Seu fundador, Tero Isokauppila, conta que seus antepassados tomavam infusões de cogumelo quando não havia café disponível por causa da Segunda Guerra. Ao levar seu negócio e também se mudar para os EUA, sabia que seus chás não teriam espaço e decidiu apostar no café, com surpreendente sucesso. A bebida instantânea logo se tornou uma das mais vendidas da categoria na Amazon e é exportada para 65 países.
Outra startup a apostar no café com cogumelo é a Wunderground, lançada no ano passado em Seattle. “Estamos pegando a mais apreciada e ritualística bebida do mundo, tornando-a melhor, e fazendo com que você [consumidor] se sinta melhor”, resume a fundadora Jody Hall, famosa na cidade pela tradicional rede Cupcake Royale.
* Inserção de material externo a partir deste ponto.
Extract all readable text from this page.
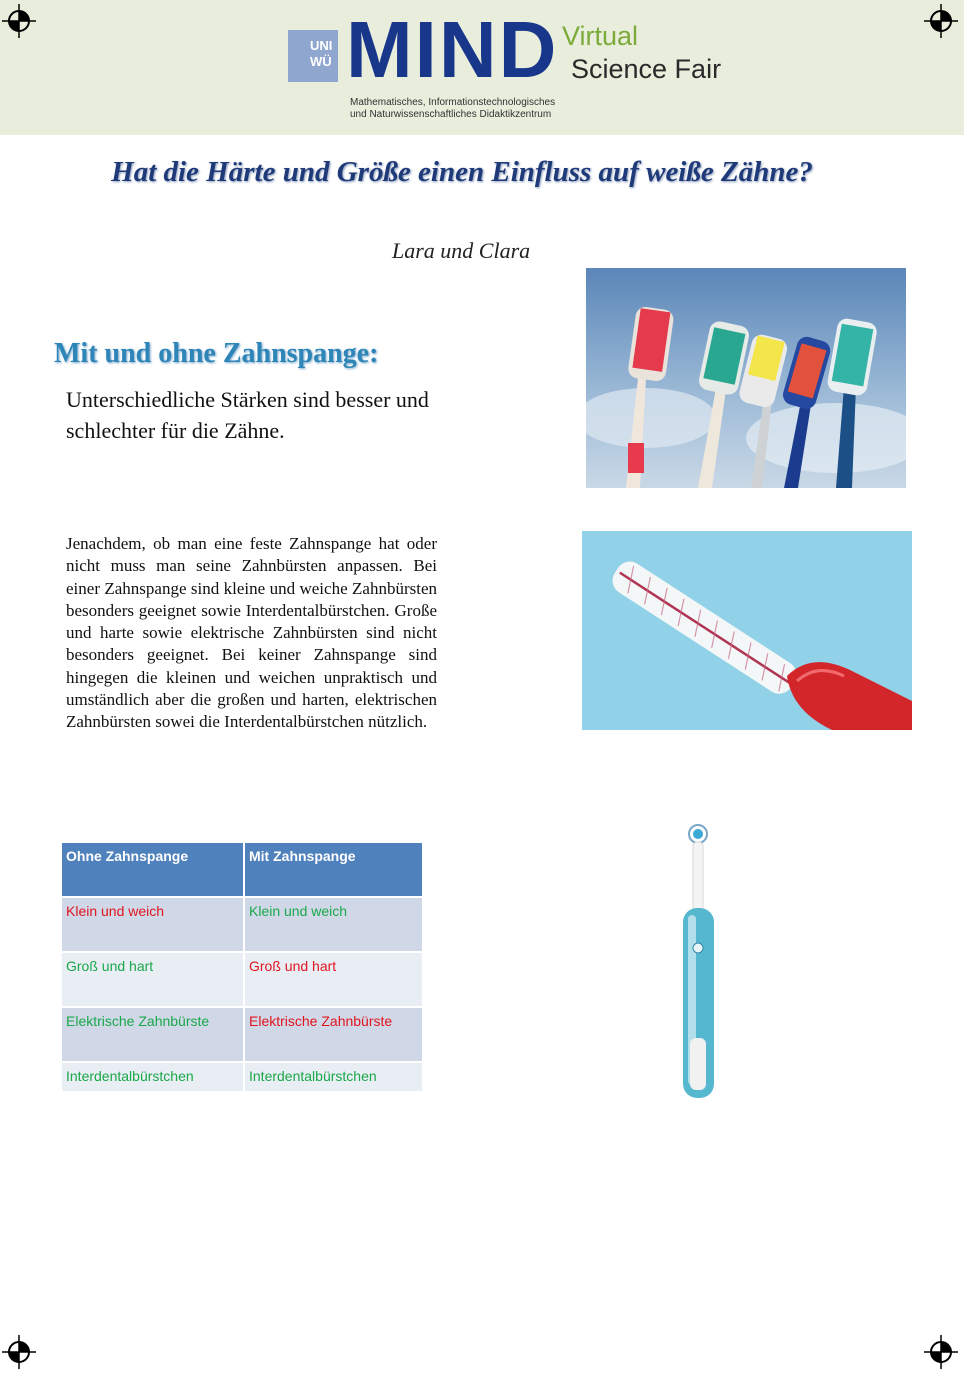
UNI
WÜ MIND Virtual
Science Fair
Mathematisches, Informationstechnologisches
und Naturwissenschaftliches Didaktikzentrum
Hat die Härte und Größe einen Einfluss auf weiße Zähne?
Lara und Clara
Mit und ohne Zahnspange:
Unterschiedliche Stärken sind besser und schlechter für die Zähne.
Jenachdem, ob man eine feste Zahnspange hat oder nicht muss man seine Zahnbürsten anpassen. Bei einer Zahnspange sind kleine und weiche Zahnbürsten besonders geeignet sowie Interdentalbürstchen. Große und harte sowie elektrische Zahnbürsten sind nicht besonders geeignet. Bei keiner Zahnspange sind hingegen die kleinen und weichen unpraktisch und umständlich aber die großen und harten, elektrischen Zahnbürsten sowei die Interdentalbürstchen nützlich.
Ohne Zahnspange	Mit Zahnspange
Klein und weich	Klein und weich
Groß und hart	Groß und hart
Elektrische Zahnbürste	Elektrische Zahnbürste
Interdentalbürstchen	Interdentalbürstchen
Assim como a Four Sigmatic, o site da Wunderground oferece um verdadeiro curso sobre cogumelos funcionais aos interessados, além de programas de relacionamento com os clientes.
Educar o público sobre as propriedades dos cogumelos tradicionais, com ajuda do café, também parece ser uma estratégia para quem aposta que os fungos psicodélicos terão uma trajetória semelhante à experimentada pela cannabis na América do Norte.
A Beatrice Society Inc., plataforma canadense especializada na difusão de conhecimento sobre terapias com cogumelos alucinógenos, lançou no ano passado uma linha de cafés em parceria com a Subtext Coffee Roasters, de Toronto, que utiliza grãos da região de Acevedo, na Colômbia.
Um café turbinado no Brasil
No Brasil, o mercado de cafés funcionais tem um representante local em grande expansão. A Caffeine Army é uma startup baiana lançada em 2016 com uma pequena linha de produtos para preparar o famoso café “a prova de balas”. Em 2018, a marca lançou seu primeiro SuperCoffee e, hoje, conta com versões com colágeno, café verde, l-tirosina e coenzima Q10.
Apesar da inspiração nos produtos norte-americanos, a marca preferiu posicionar suas bebidas como “energéticos à base de café”, para bater de frente com os energéticos tradicionais, que não têm foco em wellness.
“São produtos cheios de açúcar ou estimulantes pesados, que proporcionam efeitos colaterais como taquicardia, ansiedade ou insônia”, diz o sócio e head de marketing da Caffeine Army Murilo Allan, sobre a concorrência.
O faturamento da empresa foi de R$ 160 milhões em 2021, e a expectativa é encerrar este ano com 2,9 milhões de latas vendidas. Allan conta que tem acompanhado a tendência dos cafés com extrato de cogumelo vendidos nos EUA, mas vê a ideia como algo distante, apesar de atraente.
“É uma pena que a legislação brasileira ainda seja proibitiva em relação a alguns desses ativos adaptógenos. Abririam oportunidades de desenvolver e entregar produtos ainda melhores para os consumidores do mercado de wellness”, diz Allan.